The Fulton County prosecutor investigating post-2020 election actions by former President Donald Trump says Georgia Gov. Brian Kemp’s attempt to quash her subpoena is “wholly without merit” and that he can testify about a host of topics relevant to the special grand jury in Atlanta.
District Attorney Fani Willis also hinted that Mr. Kemp’s testimony and the grand jury’s work would be kept out of public view until after the midterm election cycle, during which the Republican governor faces a tough reelection fight against Democrat Stacey Abrams.
Mr. Kemp and his team say Ms. Willis’ subpoena should be quashed because it violates the governor’s “sovereign immunity” and seems timed for improper political purposes as Mr. Kemp faces the “crescendo” of his reelection battle.
In court papers filed Tuesday, Ms. Willis chastised Mr. Kemp’s team for alluding to political impropriety and outlined a menu of things the governor can talk about, including the contents of phone conversations with Mr. Trump and anyone else in his team, whether anyone threatened the governor after the election and if Mr. Trump sought a “special election” or some kind of other relief after complaining his Georgia loss to now-President Biden was due to fraud.
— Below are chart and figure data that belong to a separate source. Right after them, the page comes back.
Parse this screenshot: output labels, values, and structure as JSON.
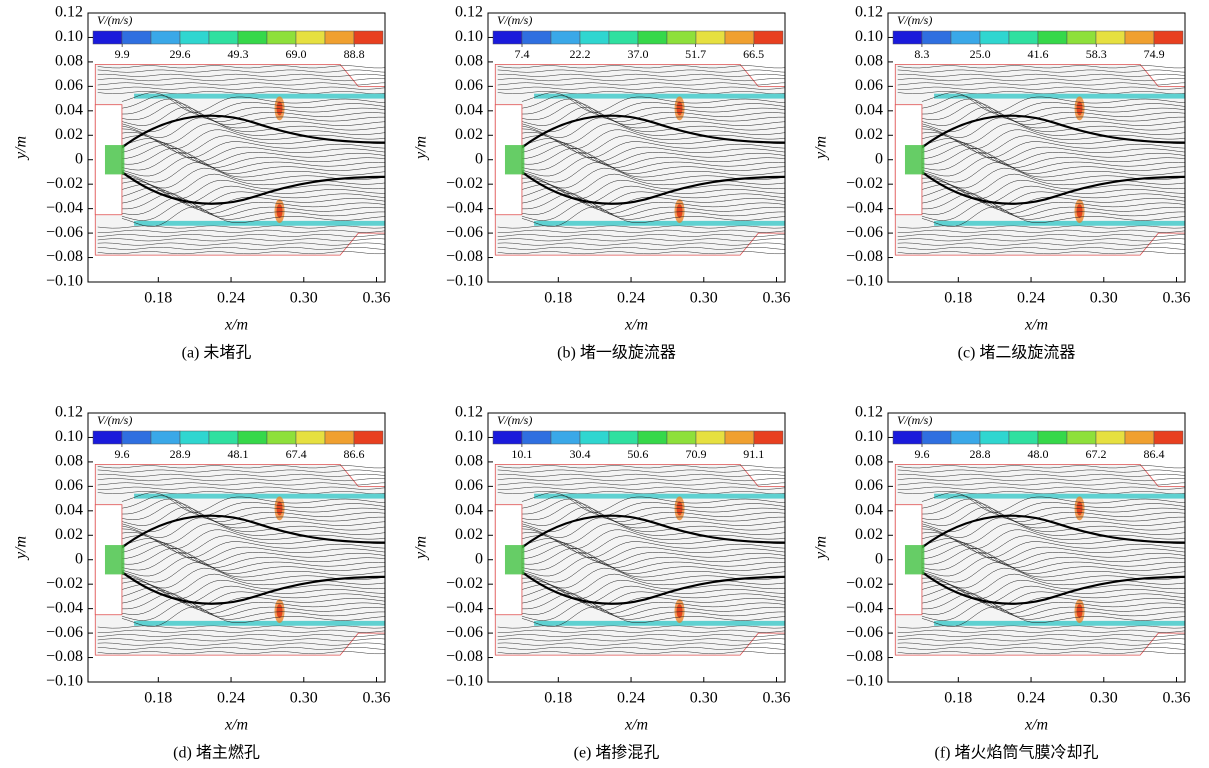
{
  "chart_data": [
    {
      "type": "streamline",
      "caption": "(a) 未堵孔",
      "x_label": "x/m",
      "y_label": "y/m",
      "xlim": [
        0.122,
        0.367
      ],
      "ylim": [
        -0.1,
        0.12
      ],
      "xticks": [
        0.18,
        {
          "value": 0.24,
          "label": "0.24"
        },
        {
          "value": 0.3,
          "label": "0.30"
        },
        0.36
      ],
      "yticks": [
        0.12,
        {
          "value": 0.1,
          "label": "0.10"
        },
        {
          "value": 0.08,
          "label": "0.08"
        },
        {
          "value": 0.06,
          "label": "0.06"
        },
        {
          "value": 0.04,
          "label": "0.04"
        },
        {
          "value": 0.02,
          "label": "0.02"
        },
        0,
        {
          "value": -0.02,
          "label": "−0.02"
        },
        {
          "value": -0.04,
          "label": "−0.04"
        },
        {
          "value": -0.06,
          "label": "−0.06"
        },
        {
          "value": -0.08,
          "label": "−0.08"
        },
        {
          "value": -0.1,
          "label": "−0.10"
        }
      ],
      "colorbar": {
        "label": "V/(m/s)",
        "lim": [
          0,
          98.6
        ],
        "ticks": [
          9.9,
          29.6,
          49.3,
          {
            "value": 69,
            "label": "69.0"
          },
          88.8
        ],
        "colors": [
          "#1a1adb",
          "#2f6fe0",
          "#3aa8e8",
          "#2fd6d0",
          "#2fe0a0",
          "#36d84a",
          "#8ee03a",
          "#e6e040",
          "#f0a030",
          "#e84020"
        ]
      }
    },
    {
      "type": "streamline",
      "caption": "(b) 堵一级旋流器",
      "x_label": "x/m",
      "y_label": "y/m",
      "xlim": [
        0.122,
        0.367
      ],
      "ylim": [
        -0.1,
        0.12
      ],
      "xticks": [
        0.18,
        {
          "value": 0.24,
          "label": "0.24"
        },
        {
          "value": 0.3,
          "label": "0.30"
        },
        0.36
      ],
      "yticks": [
        0.12,
        {
          "value": 0.1,
          "label": "0.10"
        },
        {
          "value": 0.08,
          "label": "0.08"
        },
        {
          "value": 0.06,
          "label": "0.06"
        },
        {
          "value": 0.04,
          "label": "0.04"
        },
        {
          "value": 0.02,
          "label": "0.02"
        },
        0,
        {
          "value": -0.02,
          "label": "−0.02"
        },
        {
          "value": -0.04,
          "label": "−0.04"
        },
        {
          "value": -0.06,
          "label": "−0.06"
        },
        {
          "value": -0.08,
          "label": "−0.08"
        },
        {
          "value": -0.1,
          "label": "−0.10"
        }
      ],
      "colorbar": {
        "label": "V/(m/s)",
        "lim": [
          0,
          74
        ],
        "ticks": [
          7.4,
          22.2,
          {
            "value": 37,
            "label": "37.0"
          },
          51.7,
          66.5
        ],
        "colors": [
          "#1a1adb",
          "#2f6fe0",
          "#3aa8e8",
          "#2fd6d0",
          "#2fe0a0",
          "#36d84a",
          "#8ee03a",
          "#e6e040",
          "#f0a030",
          "#e84020"
        ]
      }
    },
    {
      "type": "streamline",
      "caption": "(c) 堵二级旋流器",
      "x_label": "x/m",
      "y_label": "y/m",
      "xlim": [
        0.122,
        0.367
      ],
      "ylim": [
        -0.1,
        0.12
      ],
      "xticks": [
        0.18,
        {
          "value": 0.24,
          "label": "0.24"
        },
        {
          "value": 0.3,
          "label": "0.30"
        },
        0.36
      ],
      "yticks": [
        0.12,
        {
          "value": 0.1,
          "label": "0.10"
        },
        {
          "value": 0.08,
          "label": "0.08"
        },
        {
          "value": 0.06,
          "label": "0.06"
        },
        {
          "value": 0.04,
          "label": "0.04"
        },
        {
          "value": 0.02,
          "label": "0.02"
        },
        0,
        {
          "value": -0.02,
          "label": "−0.02"
        },
        {
          "value": -0.04,
          "label": "−0.04"
        },
        {
          "value": -0.06,
          "label": "−0.06"
        },
        {
          "value": -0.08,
          "label": "−0.08"
        },
        {
          "value": -0.1,
          "label": "−0.10"
        }
      ],
      "colorbar": {
        "label": "V/(m/s)",
        "lim": [
          0,
          83.2
        ],
        "ticks": [
          8.3,
          {
            "value": 25,
            "label": "25.0"
          },
          41.6,
          58.3,
          74.9
        ],
        "colors": [
          "#1a1adb",
          "#2f6fe0",
          "#3aa8e8",
          "#2fd6d0",
          "#2fe0a0",
          "#36d84a",
          "#8ee03a",
          "#e6e040",
          "#f0a030",
          "#e84020"
        ]
      }
    },
    {
      "type": "streamline",
      "caption": "(d) 堵主燃孔",
      "x_label": "x/m",
      "y_label": "y/m",
      "xlim": [
        0.122,
        0.367
      ],
      "ylim": [
        -0.1,
        0.12
      ],
      "xticks": [
        0.18,
        {
          "value": 0.24,
          "label": "0.24"
        },
        {
          "value": 0.3,
          "label": "0.30"
        },
        0.36
      ],
      "yticks": [
        0.12,
        {
          "value": 0.1,
          "label": "0.10"
        },
        {
          "value": 0.08,
          "label": "0.08"
        },
        {
          "value": 0.06,
          "label": "0.06"
        },
        {
          "value": 0.04,
          "label": "0.04"
        },
        {
          "value": 0.02,
          "label": "0.02"
        },
        0,
        {
          "value": -0.02,
          "label": "−0.02"
        },
        {
          "value": -0.04,
          "label": "−0.04"
        },
        {
          "value": -0.06,
          "label": "−0.06"
        },
        {
          "value": -0.08,
          "label": "−0.08"
        },
        {
          "value": -0.1,
          "label": "−0.10"
        }
      ],
      "colorbar": {
        "label": "V/(m/s)",
        "lim": [
          0,
          96.2
        ],
        "ticks": [
          9.6,
          28.9,
          48.1,
          67.4,
          86.6
        ],
        "colors": [
          "#1a1adb",
          "#2f6fe0",
          "#3aa8e8",
          "#2fd6d0",
          "#2fe0a0",
          "#36d84a",
          "#8ee03a",
          "#e6e040",
          "#f0a030",
          "#e84020"
        ]
      }
    },
    {
      "type": "streamline",
      "caption": "(e) 堵掺混孔",
      "x_label": "x/m",
      "y_label": "y/m",
      "xlim": [
        0.122,
        0.367
      ],
      "ylim": [
        -0.1,
        0.12
      ],
      "xticks": [
        0.18,
        {
          "value": 0.24,
          "label": "0.24"
        },
        {
          "value": 0.3,
          "label": "0.30"
        },
        0.36
      ],
      "yticks": [
        0.12,
        {
          "value": 0.1,
          "label": "0.10"
        },
        {
          "value": 0.08,
          "label": "0.08"
        },
        {
          "value": 0.06,
          "label": "0.06"
        },
        {
          "value": 0.04,
          "label": "0.04"
        },
        {
          "value": 0.02,
          "label": "0.02"
        },
        0,
        {
          "value": -0.02,
          "label": "−0.02"
        },
        {
          "value": -0.04,
          "label": "−0.04"
        },
        {
          "value": -0.06,
          "label": "−0.06"
        },
        {
          "value": -0.08,
          "label": "−0.08"
        },
        {
          "value": -0.1,
          "label": "−0.10"
        }
      ],
      "colorbar": {
        "label": "V/(m/s)",
        "lim": [
          0,
          101.3
        ],
        "ticks": [
          10.1,
          30.4,
          50.6,
          70.9,
          91.1
        ],
        "colors": [
          "#1a1adb",
          "#2f6fe0",
          "#3aa8e8",
          "#2fd6d0",
          "#2fe0a0",
          "#36d84a",
          "#8ee03a",
          "#e6e040",
          "#f0a030",
          "#e84020"
        ]
      }
    },
    {
      "type": "streamline",
      "caption": "(f) 堵火焰筒气膜冷却孔",
      "x_label": "x/m",
      "y_label": "y/m",
      "xlim": [
        0.122,
        0.367
      ],
      "ylim": [
        -0.1,
        0.12
      ],
      "xticks": [
        0.18,
        {
          "value": 0.24,
          "label": "0.24"
        },
        {
          "value": 0.3,
          "label": "0.30"
        },
        0.36
      ],
      "yticks": [
        0.12,
        {
          "value": 0.1,
          "label": "0.10"
        },
        {
          "value": 0.08,
          "label": "0.08"
        },
        {
          "value": 0.06,
          "label": "0.06"
        },
        {
          "value": 0.04,
          "label": "0.04"
        },
        {
          "value": 0.02,
          "label": "0.02"
        },
        0,
        {
          "value": -0.02,
          "label": "−0.02"
        },
        {
          "value": -0.04,
          "label": "−0.04"
        },
        {
          "value": -0.06,
          "label": "−0.06"
        },
        {
          "value": -0.08,
          "label": "−0.08"
        },
        {
          "value": -0.1,
          "label": "−0.10"
        }
      ],
      "colorbar": {
        "label": "V/(m/s)",
        "lim": [
          0,
          96
        ],
        "ticks": [
          9.6,
          28.8,
          {
            "value": 48,
            "label": "48.0"
          },
          67.2,
          86.4
        ],
        "colors": [
          "#1a1adb",
          "#2f6fe0",
          "#3aa8e8",
          "#2fd6d0",
          "#2fe0a0",
          "#36d84a",
          "#8ee03a",
          "#e6e040",
          "#f0a030",
          "#e84020"
        ]
      }
    }
  ]
}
Mr. Kemp could also testify about the contents of phone conversations in the weeks after the election and if anyone in Mr. Trump’s world provided evidence of fraud.
“No executive privilege applies to any of these areas of inquiry,” Ms. Willis wrote in a court filing Tuesday.
She said Mr. Kemp’s testimony would remain secret and his entry and exit from the testimony could be “handled out of public sight, and consequently could not impact his election.”
Ms. Willis also said she will pause grand jury activity once Georgia early voting starts in October, a sign the inquiry might not reveal much until after the election.
She is interested in speaking to Mr. Kemp because Mr. Trump called him in December 2020 and allegedly pushed the governor to try to overturn Mr. Biden’s upset victory in the state.
More famously, Mr. Trump called Georgia Secretary of State Brad Raffensperger and urged him to “find 11,780 votes,” or enough to overturn Mr. Trump’s loss.
Former New York City Mayor Rudolph W. Giuliani, who served as Mr. Trump’s lawyer at the time, testified for several hours last week before the special grand jury, though it is unclear if he said anything of substance.
Sen. Lindsey Graham, South Carolina Republican, is appealing a judge’s decision to order him to testify before the grand jury about phone calls he had with Georgia officials.
Meanwhile, Mr. Kemp’s attorneys have said they tried to get a sense of the scope of a planned July interview, only for Ms. Willis to cancel the session and issue the subpoena.
Ms. Willis has rejected any notion her scrutiny of GOP figures’ actions after the 2020 contest is anything but a sober legal probe.
“The District Attorney has repeatedly stated that this investigation is not a game,” Ms. Willis’ filing said in a rebuke of Mr. Kemp’s lawyers. “The fact that ‘gamesmanship’ may be a factor in the instant motion to quash is not a deterrent.”